How the pandemic hurt (and helped) women financially | family finances

The pandemic changed virtually every aspect of our lives in ways both big and small, and finances are no exception, particularly for women who are more likely to take on caregiving responsibilities and who already faced a significant gender pay gap before 2020.

For women, the pandemic meant both positive and negative changes.

While experiences have varied, Emily Irwin, senior advisory director for Wells Fargo Advisors, says, “Typically, women have been nimble and purposeful in re-evaluating what their goals and priorities are, and have been creative about how they are going to achieve them, both now and in the future.

Here’s a look at some of the changes women have faced when it comes to their experiences:

Many women who lost their jobs during the pandemic have not yet returned…

That disparity reflects increased layoffs during the height of the pandemic among hospitality staff, child care workers and retail employees, roles that have traditionally been filled by women, says Isabel Barrow, director of financial planning at Edelman Financial Engines.

“Economically, although there were eventually federal and state programs to alleviate some of the financial impact, there remains a lack of long-term job security, benefits and opportunities for women in these fields of work,” adds Barrow.

… But those who stayed in the workforce are making more money.

Inflation and a tight job market are driving up wages across the board. Women’s wages grew at an average 5.6% in the past three months, according to the Federal Reserve Bank of Atlanta’s wage tracker. That’s behind the 6.5% of men, but it still represents a significant increase.

In addition to having more bargaining power over their salaries, women are also in a better position to negotiate greater flexibility at work, says Lisa Featherngill, national director of wealth planning for Comerica Bank.

“The pandemic has opened employers’ eyes that we need to give people flexibility in a way that works for them,” he adds.

Only a third of women trust their retirement plan…

And about one in five women actually intended to retire later because of the pandemic, according to the National Retirement Institute. Separately, the 2022 Allianz Life Retirement Risk Preparedness Study found that women are less confident that they can financially support all the things they want to do in the future (73% vs. 88% for men) and it is more likely than men to fear running out of money (61% for women versus 53% for men) than death (39% versus 47% respectively).

“This level of concern is not a huge surprise, as most events that cause major financial disruption tend to hit women harder, especially when it comes to managing family finances,” says Aimee Johnson, vice president regional and retirement consultant for Allianz. . “Whether that means adjusting the household budget, managing new costs associated with childcare, or shouldering the expense of becoming a caregiver for an elderly or sick family member, those challenges tend to fall more heavily on women.” .

The pandemic has exacerbated that trend for many families and women, she adds.

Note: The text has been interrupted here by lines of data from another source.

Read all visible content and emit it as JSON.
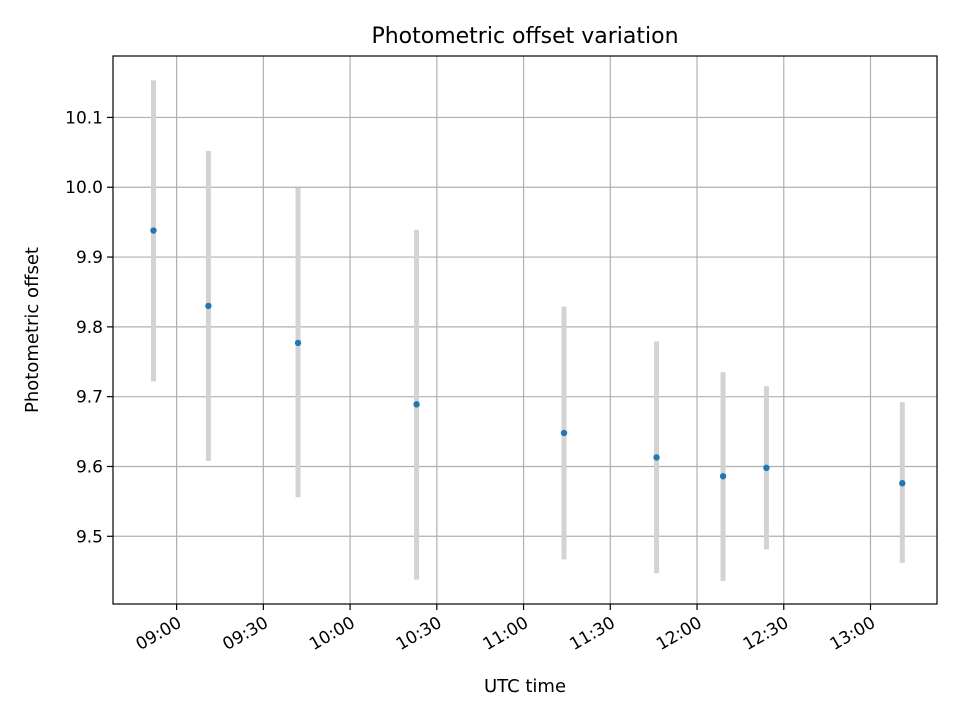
{
  "chart_data": {
    "type": "scatter",
    "title": "Photometric offset variation",
    "xlabel": "UTC time",
    "ylabel": "Photometric offset",
    "x_tick_labels": [
      "09:00",
      "09:30",
      "10:00",
      "10:30",
      "11:00",
      "11:30",
      "12:00",
      "12:30",
      "13:00"
    ],
    "y_ticks": [
      9.5,
      9.6,
      9.7,
      9.8,
      9.9,
      10.0,
      10.1
    ],
    "y_tick_labels": [
      "9.5",
      "9.6",
      "9.7",
      "9.8",
      "9.9",
      "10.0",
      "10.1"
    ],
    "xlim": [
      "08:38",
      "13:23"
    ],
    "ylim": [
      9.403,
      10.188
    ],
    "grid": true,
    "colors": {
      "point": "#1f77b4",
      "errorbar": "#d3d3d3",
      "grid": "#b0b0b0"
    },
    "points": [
      {
        "x": "08:52",
        "y": 9.938,
        "ylow": 9.722,
        "yhigh": 10.153
      },
      {
        "x": "09:11",
        "y": 9.83,
        "ylow": 9.608,
        "yhigh": 10.052
      },
      {
        "x": "09:42",
        "y": 9.777,
        "ylow": 9.556,
        "yhigh": 9.999
      },
      {
        "x": "10:23",
        "y": 9.689,
        "ylow": 9.438,
        "yhigh": 9.939
      },
      {
        "x": "11:14",
        "y": 9.648,
        "ylow": 9.467,
        "yhigh": 9.829
      },
      {
        "x": "11:46",
        "y": 9.613,
        "ylow": 9.447,
        "yhigh": 9.779
      },
      {
        "x": "12:09",
        "y": 9.586,
        "ylow": 9.436,
        "yhigh": 9.735
      },
      {
        "x": "12:24",
        "y": 9.598,
        "ylow": 9.481,
        "yhigh": 9.715
      },
      {
        "x": "13:11",
        "y": 9.576,
        "ylow": 9.462,
        "yhigh": 9.692
      }
    ]
  }
}
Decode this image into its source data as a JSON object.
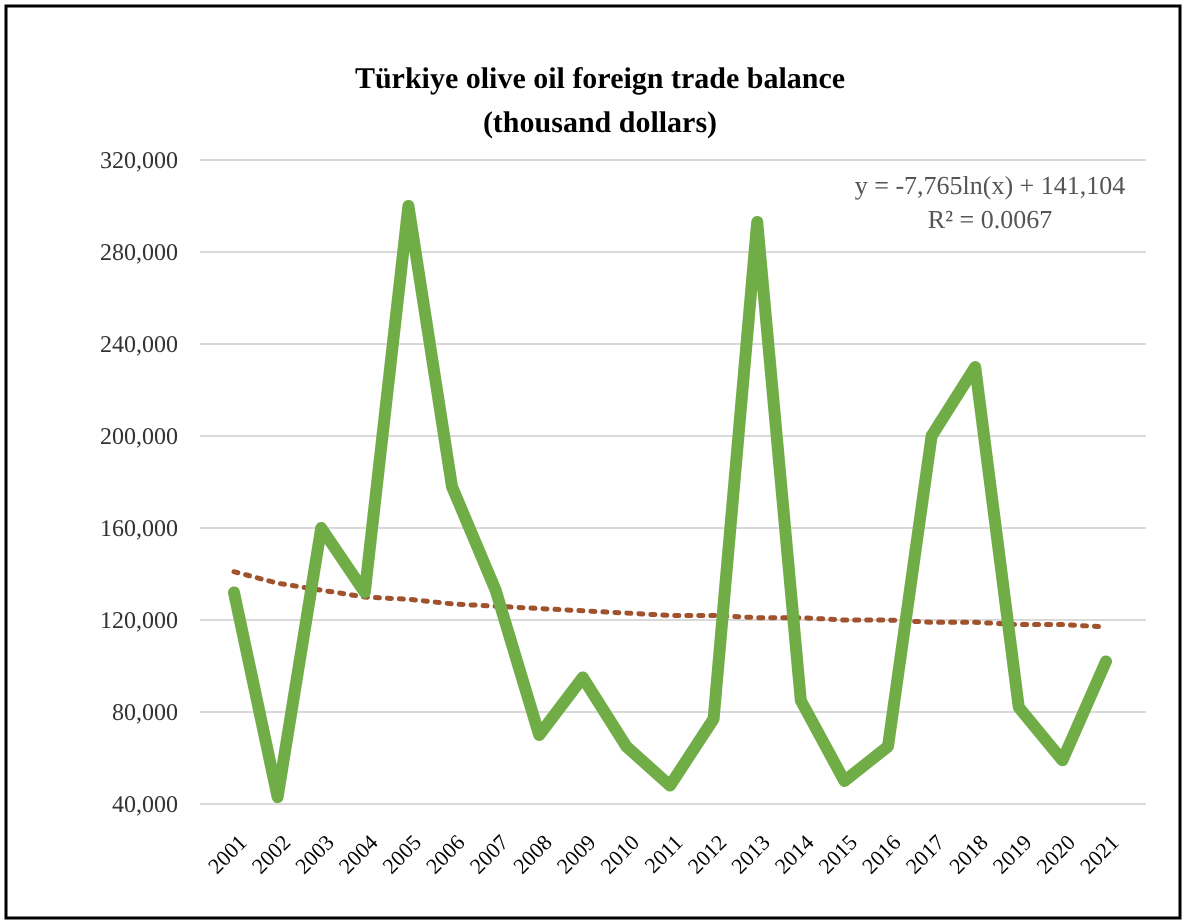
{
  "chart_data": {
    "type": "line",
    "title": "Türkiye olive oil foreign trade balance\n(thousand dollars)",
    "categories": [
      "2001",
      "2002",
      "2003",
      "2004",
      "2005",
      "2006",
      "2007",
      "2008",
      "2009",
      "2010",
      "2011",
      "2012",
      "2013",
      "2014",
      "2015",
      "2016",
      "2017",
      "2018",
      "2019",
      "2020",
      "2021"
    ],
    "series": [
      {
        "type": "line",
        "color": "#70ad47",
        "line_style": "solid",
        "values": [
          132000,
          43000,
          160000,
          132000,
          300000,
          178000,
          133000,
          70000,
          95000,
          65000,
          48000,
          77000,
          293000,
          85000,
          50000,
          65000,
          200000,
          230000,
          82000,
          59000,
          102000
        ]
      },
      {
        "type": "line",
        "color": "#a0522d",
        "line_style": "dotted",
        "values": [
          141000,
          136000,
          133000,
          130000,
          129000,
          127000,
          126000,
          125000,
          124000,
          123000,
          122000,
          122000,
          121000,
          121000,
          120000,
          120000,
          119000,
          119000,
          118000,
          118000,
          117000
        ]
      }
    ],
    "ylim": [
      40000,
      320000
    ],
    "yticks": [
      {
        "value": 40000,
        "label": "40,000"
      },
      {
        "value": 80000,
        "label": "80,000"
      },
      {
        "value": 120000,
        "label": "120,000"
      },
      {
        "value": 160000,
        "label": "160,000"
      },
      {
        "value": 200000,
        "label": "200,000"
      },
      {
        "value": 240000,
        "label": "240,000"
      },
      {
        "value": 280000,
        "label": "280,000"
      },
      {
        "value": 320000,
        "label": "320,000"
      }
    ],
    "grid": "y",
    "marker": "none",
    "annotations": [
      "y = -7,765ln(x) + 141,104",
      "R² = 0.0067"
    ]
  }
}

… But women are more interested in investing than before

More than two-thirds of women are now investing outside of their retirement accounts, up from 44% in 2018, according to Fidelity.

“The financial challenges of the pandemic have created a heightened awareness and urgency that we need to pay more attention to our financial planning,” says Barrow. “In some cases, this was due to the need to resort to an emergency fund or the accumulation of debt. In other cases, I was trying to figure out what to do with the extra stimulus money from spending cuts for not eating out, shopping or traveling.”

Almost half of women say that money is affecting their mental and physical health…

And 36% worry about their financial health on a daily basis, according to Ellevest. For those in that position, this is an opportunity to make changes, says Johnson.

“Whether or not they have experienced a significant financial shock in the past two years, women should use this experience to determine if they can weather unexpected financial storms and understand how truly prepared they are for the future,” she adds.

…But almost three quarters are taking a more active approach to their finances.

Two-thirds of female investors are working with a financial advisor as a way to gain more confidence in their own investments, according to Nationwide. Working with a financial planner can help women reach their financial goals and avoid slipping into pre-pandemic financial habits.

“While it’s tempting to raise your standard of living and spend more as you earn more, it’s even more important that you save properly, because you’ll want those savings later in life,” says Barrow. “Whether it’s increased longevity or a greater financial burden being placed on women, it’s vital that women make their money and financial security a priority.”